Au milieu du tourment personnel de l’épouse, l’inceste prend en compte un élément sociétal oppressif : le regard des autres. L’idée du quand dira-t-on la rend paranoïaque. Elle imagine que toute la communauté ne parle que de la grossesse incestueuse de sa fille. Effectivement, les commérages s’en régalent. Des membres de la communauté en parlent à voix basse : « Approche ton oreille. Voilà !…Regardons s’il n’y a personne qui rôde. Voilà… C’est son mari. Le père de sa fille, Guibril Guedj Diob » (33) dit une femme à une autre.

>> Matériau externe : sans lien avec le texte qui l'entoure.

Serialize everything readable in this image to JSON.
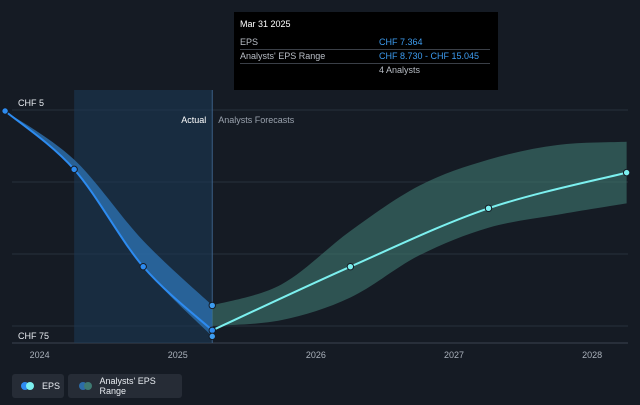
{
  "tooltip": {
    "date": "Mar 31 2025",
    "rows": [
      {
        "label": "EPS",
        "value": "CHF 7.364"
      },
      {
        "label": "Analysts' EPS Range",
        "value": "CHF 8.730 - CHF 15.045"
      },
      {
        "label": "",
        "value": "4 Analysts"
      }
    ]
  },
  "labels": {
    "actual": "Actual",
    "forecasts": "Analysts Forecasts"
  },
  "legend": {
    "eps": "EPS",
    "range": "Analysts' EPS Range"
  },
  "colors": {
    "background": "#151b24",
    "actual_line": "#2d8bf0",
    "actual_band": "#2c6ca8",
    "forecast_line": "#7cf0ef",
    "forecast_band": "#3f7a72",
    "highlight_region": "#1b3a57"
  },
  "chart_data": {
    "type": "line",
    "x_axis": {
      "ticks": [
        "2024",
        "2025",
        "2026",
        "2027",
        "2028"
      ],
      "range": [
        2023.8,
        2028.26
      ]
    },
    "y_axis": {
      "ticks": [
        "CHF 5",
        "CHF 75"
      ],
      "range": [
        5,
        75
      ]
    },
    "grid": true,
    "legend_position": "bottom-left",
    "actual_period": [
      2024.25,
      2025.25
    ],
    "series": [
      {
        "name": "EPS",
        "kind": "actual",
        "points": [
          {
            "x": 2023.75,
            "y": 75
          },
          {
            "x": 2024.25,
            "y": 57
          },
          {
            "x": 2024.75,
            "y": 27
          },
          {
            "x": 2025.25,
            "y": 7.364
          }
        ]
      },
      {
        "name": "EPS",
        "kind": "forecast",
        "points": [
          {
            "x": 2025.25,
            "y": 7.364
          },
          {
            "x": 2026.25,
            "y": 27
          },
          {
            "x": 2027.25,
            "y": 45
          },
          {
            "x": 2028.25,
            "y": 56
          }
        ]
      },
      {
        "name": "Analysts' EPS Range",
        "kind": "actual_range",
        "x": [
          2023.75,
          2024.25,
          2024.75,
          2025.25
        ],
        "low": [
          75,
          57,
          27,
          5.5
        ],
        "high": [
          75,
          60,
          35,
          15.045
        ]
      },
      {
        "name": "Analysts' EPS Range",
        "kind": "forecast_range",
        "x": [
          2025.25,
          2025.75,
          2026.25,
          2026.75,
          2027.25,
          2027.75,
          2028.25
        ],
        "low": [
          8.73,
          10.5,
          17.5,
          30.5,
          39,
          43,
          46.5
        ],
        "high": [
          15.045,
          21.5,
          38,
          52,
          60,
          64.5,
          65.5
        ]
      }
    ],
    "highlight_point": {
      "x": 2025.25,
      "y": 7.364
    }
  }
}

L’inceste ébranle la foi de Ngoné War Thiandum. Elle se sent éprouvée jusque dans son esprit. Son tourment est tel qu’elle se laisse envahir par des idées obscures : « Ses doigts, nerveusement, coinçaient les perles du chapelet, les dents serrées, les mâchoires crispées tant la souffrance vive la torturait. L’envie de faire du mal, faire souffrir, non de tuer, son mari, sa fille, à défaut une autre personne lui ôtait presque toute retenue » (34). Elle est dans une colère sournoise et se laisse submerger par des émotions douloureuses au fil de l’évolution de la grossesse. Elle s’isole, ne sachant comment aborder la situation et faire face à communauté. Finalement, elle se donne la mort la veille de la naissance de la fille de Khar Madiagua Diob. Elle eut juste assez de force et d’amour pour remettre à la griotte un héritage à cet enfant et lui donner un nom : Véhi-Ciosane Ngoné Thiandum.

 

En clair, l’inceste est un acte vicieux et immoral qui conduit à l’effondrement du noyau familial et par ricochet à un drame communautaire. C’est un préjudice à la communauté entière lorsqu’il concerne un membre d’un statut très élevé. Dans Véhi-Ciosane, il est la cause d’un suicide, d’un assassinat et de l’exode de certains membres de la communauté. Il implique également une rupture de la parenté et du statut social. La première se traduit par l’assassinat du père par le fils et par le nom donné à la fille de Khar Madiagua Diob. Dans son nom, Véhi-Ciosane Ngoné Thiandum le nom du père ne figure pas comme c’est prévu par la coutume. À contrario, elle reçoit le nom de sa grand-mère en héritage. On constate une volonté de faire disparaitre le père, de détruire son image. C’est la même démarche exposée par la rupture du statut social porté par ce père incestueux. Après sa mort aucun Diob ne reçoit en héritage son rang de chef. La communauté se retrouve à devoir choisir un homme digne, de valeur et d’une descendance noble pour redorer le blason des Santhiu-Niaye.